Top-ranked Kentucky too much for USC

South Carolina's Sindarius Thornwell attempts a shot between Kentucky defenders Marcus Lee (00) and Dakari Johnson (44) during the Gamecocks' 58-43 loss Saturday to the top-ranked Wildcats. (AP Photo/Willis Glassgow)

COLUMBIA – There was always a hand, there was always a body, there was always a future NBA player in the way. And as a result, there were too many South Carolina shot attempts that went everywhere expect through the rim.

USC’s offensive struggles were on display again Saturday, and this time against an opponent which left no room for error. Long, tall, and top-ranked Kentucky held the Gamecocks to just four made field goals in the second half, snuffing out any hopes of a repeat of last season’s upset and winning 58-43 before the first sellout crowd at 18,000-seat Colonial Life Arena in four years.

“It’s difficult when everybody down there is 7-foot,” said guard Sindarius Thornwell, who led the Gamecocks with 14. “… It’s tough shooting over the top of them. When you’re jumping, all you see is their hands.”

That much was evident in a game where USC suffered through prolonged offensive droughts, including a nearly 10-minute period spanning the halves without a field goal. The Gamecocks took a 24-23 lead on a Thornwell 3-pointer with 4:31 remaining in the half, but then went scoreless until the break, went without a field goal for nine minutes and 48 seconds, and managed just 19 points the remainder of the game.

South Carolina finished with 12 made field goals – as many as the Wildcats had in the first half.

“We’ve got to make some shots,” head coach Frank Martin said. “When you do get an opportunity against a team like Kentucky, you’ve got to make it. And we didn’t.”

The Wildcats (19-0, 6-0 SEC) didn’t exactly light it up, either. South Carolina’s defense held Kentucky 18 points below its scoring average, and allowed just six made field goals in the second half. But the Wildcats found other ways – shooting 19-of-27 from the free throw line, and getting 21 points off 12 USC turnovers – to keep a double-digit lead and maintain their quest for the first perfect season in men’s college basketball since Indiana in 1976.

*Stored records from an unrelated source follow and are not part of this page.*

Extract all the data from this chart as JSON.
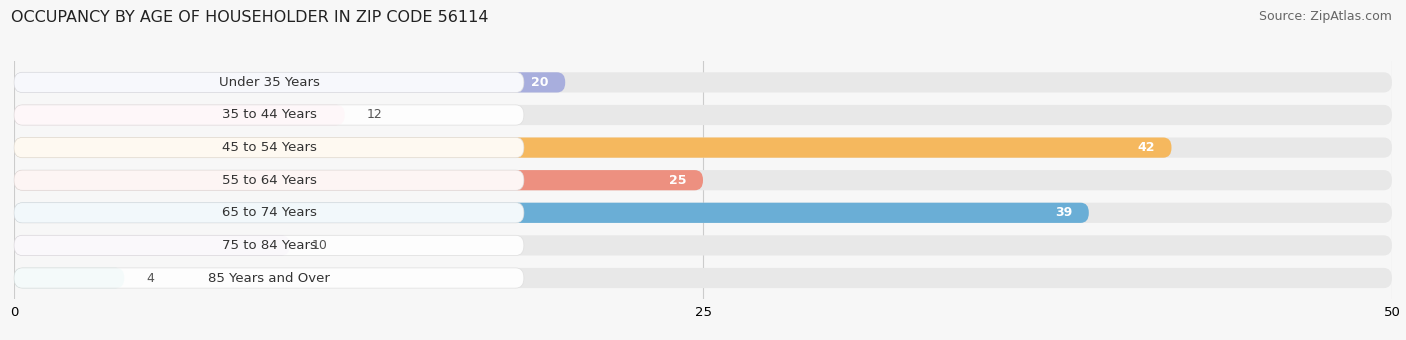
{
  "title": "OCCUPANCY BY AGE OF HOUSEHOLDER IN ZIP CODE 56114",
  "source": "Source: ZipAtlas.com",
  "categories": [
    "Under 35 Years",
    "35 to 44 Years",
    "45 to 54 Years",
    "55 to 64 Years",
    "65 to 74 Years",
    "75 to 84 Years",
    "85 Years and Over"
  ],
  "values": [
    20,
    12,
    42,
    25,
    39,
    10,
    4
  ],
  "bar_colors": [
    "#a8aedd",
    "#f4a8bc",
    "#f5b85e",
    "#ed9080",
    "#6aaed6",
    "#c8aad8",
    "#7ececa"
  ],
  "bar_bg_color": "#e8e8e8",
  "xlim_min": 0,
  "xlim_max": 50,
  "xticks": [
    0,
    25,
    50
  ],
  "title_fontsize": 11.5,
  "source_fontsize": 9,
  "label_fontsize": 9.5,
  "value_fontsize": 9,
  "background_color": "#f7f7f7",
  "bar_height": 0.62,
  "label_color": "#333333",
  "value_color_inside": "#ffffff",
  "value_color_outside": "#555555",
  "inside_threshold": 18,
  "label_pill_color": "#ffffff",
  "label_pill_alpha": 0.92
}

“It was that kind of game,” said Wildcats coach John Calipari. “I didn’t want to get away from who we were. Everybody said, ‘It’s a good team to zone.’ Well, that’s not who we are. I don’t need to trick anybody. This is who we are.”

That would be a stifling man-to-man squad which avoided another upset in Columbia, where the Wildcats had lost three of their previous five. Devin Booker came off the bench to score 18 and Aaron Harrison added 13, but it was a defensive effort which routinely forced USC (10-8, 1-5) to work deep into the shot clock that ended any hopes of an upset like those the Gamecocks pulled here in 2010 and 2014.

“It just goes with our team concept,” Booker said. “Shutting teams out, that’s what we try to do. It’s easy with bigs back there.”

Those bigs – 6-11 Karl-Anthony Towns and 7-foot Willie Cauley-Stein in particular – blocked nine shots and altered twice that many, limiting South Carolina to 14 points in the paint. Kentucky entered the game as the national leader in blocked shots, averaging 8.1 per game and recording 10 or more in eight outings.

“When I look that way, it’s 7-foot. When I look this way, it’s 6-7,” Martin said. “So you’re swallowed up by size. And that’s why they’re good. They’re so big at every spot.”

USC’s defense kept the game within reach in the second half, but the Gamecocks simply couldn’t score enough to mount a comeback. Martin praised his team’s effort, which he said was more like what he saw from USC during its seven-game winning streak in pre-conference play, and much improved from a lackluster second-half performance in a loss Tuesday to Tennessee.

“It’s hard to beat anybody, let alone the No. 1 team in the country, when you shoot 22 percent,” he said. “But if our fight is where it needs to be, we’ll be OK.”

That bit of hope, though, is obscured by another skid to start SEC play. The Gamecocks opened 0-6 in the league last season, and only a missed 3-pointer at the buzzer by Alabama’s Levi Randolph is preventing them from being there again. South Carolina’s offense, so effective during an unbeaten December, has become decidedly more erratic during a conference slate in which USC is shooting 38 percent.

It was worse than that Saturday against No. 1 Kentucky – though there were a few tall mitigating factors in the way.

“Not much you can do. They’re doing everything they can,” Martin said. “Kentucky’s good. They’re real good defensively. We got some looks, and we just weren’t making them.”